By Arjay L. Balinbin, Senior Reporter

CONVERGE ICT Solutions, Inc. is eyeing to offer a solution for automating and securing homes as part of the company’s plan to expand its products and services, its chief operations officer said.

“Early days for the Philippines, but it’s quite developed in other countries; it goes by the fancy name of Internet of Things (IoT) — home security and automation,” Converge Chief Operations Officer Jesus C. Romero told BusinessWorld in a recent virtual interview.

“That’s also something that’s coming soon… In other countries, it’s already something very mainstream and, of course, for example in the area of sustainability, one of the things that home automation does is make your energy consumption more efficient, and sustainability is one of the important things for Converge,” he added.

Market and consumer data provider Statista said that “applying the IoT in the context of a private household is what is commonly known as a smart home,” which uses “connected devices and appliances to perform actions, tasks, and automated routines to save money, time, and energy.”

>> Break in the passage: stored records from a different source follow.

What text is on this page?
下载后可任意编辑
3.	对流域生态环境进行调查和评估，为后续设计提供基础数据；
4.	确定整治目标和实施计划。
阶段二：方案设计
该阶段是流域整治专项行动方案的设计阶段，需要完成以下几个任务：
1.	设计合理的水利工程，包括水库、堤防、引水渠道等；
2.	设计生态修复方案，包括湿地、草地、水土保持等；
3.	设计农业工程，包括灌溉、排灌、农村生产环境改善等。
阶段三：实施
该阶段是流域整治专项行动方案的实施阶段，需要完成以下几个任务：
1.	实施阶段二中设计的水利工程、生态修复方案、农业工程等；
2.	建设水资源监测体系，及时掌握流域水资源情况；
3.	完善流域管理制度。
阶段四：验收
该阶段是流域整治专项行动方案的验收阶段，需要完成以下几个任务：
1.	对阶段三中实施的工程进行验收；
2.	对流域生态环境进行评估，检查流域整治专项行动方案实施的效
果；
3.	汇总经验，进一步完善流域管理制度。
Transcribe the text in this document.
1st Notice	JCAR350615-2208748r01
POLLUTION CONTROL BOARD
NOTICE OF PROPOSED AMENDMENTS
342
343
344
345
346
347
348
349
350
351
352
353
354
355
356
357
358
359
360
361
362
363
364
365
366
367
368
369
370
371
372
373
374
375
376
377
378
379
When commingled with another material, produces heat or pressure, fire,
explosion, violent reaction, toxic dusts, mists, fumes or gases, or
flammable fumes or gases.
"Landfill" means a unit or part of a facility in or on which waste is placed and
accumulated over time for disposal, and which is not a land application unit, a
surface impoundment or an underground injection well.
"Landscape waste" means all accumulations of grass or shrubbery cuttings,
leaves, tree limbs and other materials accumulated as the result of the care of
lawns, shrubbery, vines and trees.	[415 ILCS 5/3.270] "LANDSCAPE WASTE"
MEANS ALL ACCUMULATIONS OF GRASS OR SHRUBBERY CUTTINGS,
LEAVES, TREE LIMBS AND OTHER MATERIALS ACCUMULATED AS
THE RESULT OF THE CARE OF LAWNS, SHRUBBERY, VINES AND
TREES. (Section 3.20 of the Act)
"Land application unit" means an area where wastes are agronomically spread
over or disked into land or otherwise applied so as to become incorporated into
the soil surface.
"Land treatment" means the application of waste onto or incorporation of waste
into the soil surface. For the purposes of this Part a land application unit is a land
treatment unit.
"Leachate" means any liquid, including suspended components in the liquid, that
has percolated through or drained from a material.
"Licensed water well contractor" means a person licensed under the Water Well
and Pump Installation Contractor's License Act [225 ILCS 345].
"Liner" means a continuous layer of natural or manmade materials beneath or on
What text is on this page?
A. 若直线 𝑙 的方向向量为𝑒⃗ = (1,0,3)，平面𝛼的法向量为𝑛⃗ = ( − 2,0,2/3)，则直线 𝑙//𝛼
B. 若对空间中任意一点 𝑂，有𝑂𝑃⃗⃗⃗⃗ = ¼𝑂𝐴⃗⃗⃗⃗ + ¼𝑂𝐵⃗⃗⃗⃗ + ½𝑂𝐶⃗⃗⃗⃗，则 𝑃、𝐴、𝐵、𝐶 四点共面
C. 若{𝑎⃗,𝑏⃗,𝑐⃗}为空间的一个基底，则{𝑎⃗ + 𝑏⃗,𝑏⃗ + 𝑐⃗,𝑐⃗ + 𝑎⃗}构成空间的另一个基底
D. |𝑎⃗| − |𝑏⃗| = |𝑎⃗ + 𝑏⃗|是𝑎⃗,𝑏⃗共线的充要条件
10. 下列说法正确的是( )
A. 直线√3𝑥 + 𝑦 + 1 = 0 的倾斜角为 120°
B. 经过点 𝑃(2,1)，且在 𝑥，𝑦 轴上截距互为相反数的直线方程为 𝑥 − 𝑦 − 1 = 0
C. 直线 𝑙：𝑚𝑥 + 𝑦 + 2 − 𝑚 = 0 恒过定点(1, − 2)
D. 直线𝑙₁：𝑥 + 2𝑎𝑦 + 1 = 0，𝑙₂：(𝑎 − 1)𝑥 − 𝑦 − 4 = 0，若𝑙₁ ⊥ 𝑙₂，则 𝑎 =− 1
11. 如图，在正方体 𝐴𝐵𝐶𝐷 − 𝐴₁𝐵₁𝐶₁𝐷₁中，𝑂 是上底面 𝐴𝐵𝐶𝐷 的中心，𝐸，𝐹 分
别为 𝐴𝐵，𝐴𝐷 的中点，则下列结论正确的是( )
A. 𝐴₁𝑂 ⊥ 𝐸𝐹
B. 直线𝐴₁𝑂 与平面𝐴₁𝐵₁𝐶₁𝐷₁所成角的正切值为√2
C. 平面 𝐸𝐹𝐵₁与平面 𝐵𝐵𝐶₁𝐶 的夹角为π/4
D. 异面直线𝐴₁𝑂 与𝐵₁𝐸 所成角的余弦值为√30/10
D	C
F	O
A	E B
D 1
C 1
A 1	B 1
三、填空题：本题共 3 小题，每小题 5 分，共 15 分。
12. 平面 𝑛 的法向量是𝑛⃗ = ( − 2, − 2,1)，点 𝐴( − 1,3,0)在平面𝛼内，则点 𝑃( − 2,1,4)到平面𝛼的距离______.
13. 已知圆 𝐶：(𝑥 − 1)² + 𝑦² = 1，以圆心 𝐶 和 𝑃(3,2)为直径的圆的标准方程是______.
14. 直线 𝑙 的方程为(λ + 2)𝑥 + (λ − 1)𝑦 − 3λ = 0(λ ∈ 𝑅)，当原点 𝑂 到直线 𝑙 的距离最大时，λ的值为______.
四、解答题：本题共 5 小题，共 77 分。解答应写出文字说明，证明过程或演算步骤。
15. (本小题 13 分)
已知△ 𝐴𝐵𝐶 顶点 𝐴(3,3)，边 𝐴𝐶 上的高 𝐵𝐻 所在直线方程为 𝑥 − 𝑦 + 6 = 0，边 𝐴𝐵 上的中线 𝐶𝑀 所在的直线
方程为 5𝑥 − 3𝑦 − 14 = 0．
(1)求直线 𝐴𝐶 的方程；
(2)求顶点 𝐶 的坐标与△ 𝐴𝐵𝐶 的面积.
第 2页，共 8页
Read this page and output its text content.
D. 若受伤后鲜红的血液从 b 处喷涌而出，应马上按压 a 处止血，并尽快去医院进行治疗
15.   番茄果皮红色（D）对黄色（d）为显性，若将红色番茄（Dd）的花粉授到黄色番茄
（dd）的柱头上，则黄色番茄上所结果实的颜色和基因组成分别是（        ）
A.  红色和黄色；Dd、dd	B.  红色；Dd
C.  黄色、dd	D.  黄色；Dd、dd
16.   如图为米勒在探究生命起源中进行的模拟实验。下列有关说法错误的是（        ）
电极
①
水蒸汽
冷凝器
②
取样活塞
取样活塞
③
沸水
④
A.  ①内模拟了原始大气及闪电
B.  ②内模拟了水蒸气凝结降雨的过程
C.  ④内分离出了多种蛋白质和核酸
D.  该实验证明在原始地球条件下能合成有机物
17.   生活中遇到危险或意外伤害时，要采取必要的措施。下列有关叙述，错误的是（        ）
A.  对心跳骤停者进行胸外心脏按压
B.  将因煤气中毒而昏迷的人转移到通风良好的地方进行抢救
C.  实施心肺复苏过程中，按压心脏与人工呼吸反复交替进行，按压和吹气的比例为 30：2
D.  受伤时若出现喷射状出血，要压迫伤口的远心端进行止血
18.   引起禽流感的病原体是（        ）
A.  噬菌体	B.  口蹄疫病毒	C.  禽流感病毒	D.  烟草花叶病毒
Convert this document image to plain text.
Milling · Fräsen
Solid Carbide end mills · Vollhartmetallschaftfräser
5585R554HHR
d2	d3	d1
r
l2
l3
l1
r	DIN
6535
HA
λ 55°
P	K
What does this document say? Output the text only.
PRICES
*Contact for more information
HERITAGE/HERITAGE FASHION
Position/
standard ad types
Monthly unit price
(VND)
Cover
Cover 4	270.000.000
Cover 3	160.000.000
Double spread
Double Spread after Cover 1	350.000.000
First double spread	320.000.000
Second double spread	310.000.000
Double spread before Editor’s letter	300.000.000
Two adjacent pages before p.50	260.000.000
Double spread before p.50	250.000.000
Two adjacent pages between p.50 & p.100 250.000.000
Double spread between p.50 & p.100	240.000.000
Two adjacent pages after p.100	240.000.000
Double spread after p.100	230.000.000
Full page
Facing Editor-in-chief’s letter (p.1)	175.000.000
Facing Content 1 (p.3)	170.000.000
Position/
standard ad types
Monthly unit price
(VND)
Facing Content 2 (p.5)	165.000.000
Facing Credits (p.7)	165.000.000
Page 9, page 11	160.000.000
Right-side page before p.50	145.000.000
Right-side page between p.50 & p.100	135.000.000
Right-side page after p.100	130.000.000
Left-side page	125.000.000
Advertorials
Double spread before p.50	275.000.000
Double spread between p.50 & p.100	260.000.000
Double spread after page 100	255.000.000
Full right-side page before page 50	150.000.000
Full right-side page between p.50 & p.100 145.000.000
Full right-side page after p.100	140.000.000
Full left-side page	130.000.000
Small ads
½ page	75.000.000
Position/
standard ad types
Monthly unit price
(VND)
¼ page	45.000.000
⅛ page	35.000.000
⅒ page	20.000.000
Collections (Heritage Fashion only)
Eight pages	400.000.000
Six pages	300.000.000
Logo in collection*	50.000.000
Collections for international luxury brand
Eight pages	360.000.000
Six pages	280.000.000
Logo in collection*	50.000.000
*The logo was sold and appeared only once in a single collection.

The Philippine smart home market, according to Statista, is expected to generate $169 million in revenue this year, with a household penetration of 7.5%. By 2026, it is expected to rise to 16.6%.

“Revenue is expected to show a compound annual growth rate (CAGR 2021-2026) of 20.33%, resulting in a projected market volume of $426 million by 2026,” it also said.

This year, the Philippines ranked 48th out of 110 countries in the Digital Quality of Life Index because of improvements in internet quality and electronic security, according to a study by information technology firm Surfshark Ltd.

In 2020, the country ranked 66th due to poor scores in internet affordability, internet quality, electronic infrastructure, electronic security, and electronic government. The Philippines’ main issue was its internet quality, which ranked 84th.

Converge announced on Tuesday last week that the Philippine Rating Services Corp. (PhilRatings) had assigned it a PRS Aaa rating (very strong) with a stable outlook for its planned maiden bond issuance worth P5 billion.

The company, which aims to cover 55% of Philippine households by 2023, also said the funds to be generated from the proposed bond offering would be used to support its capital expenditures.

Converge’s attributable net income for the first nine months of the year went up by 137% to P5.20 billion from P2.19 billion in the same period in 2020.

January-to-September revenues increased by 76% to P18.83 billion from P10.68 billion last year.

Converge ICT shares closed 0.30% higher at P33 apiece on Friday.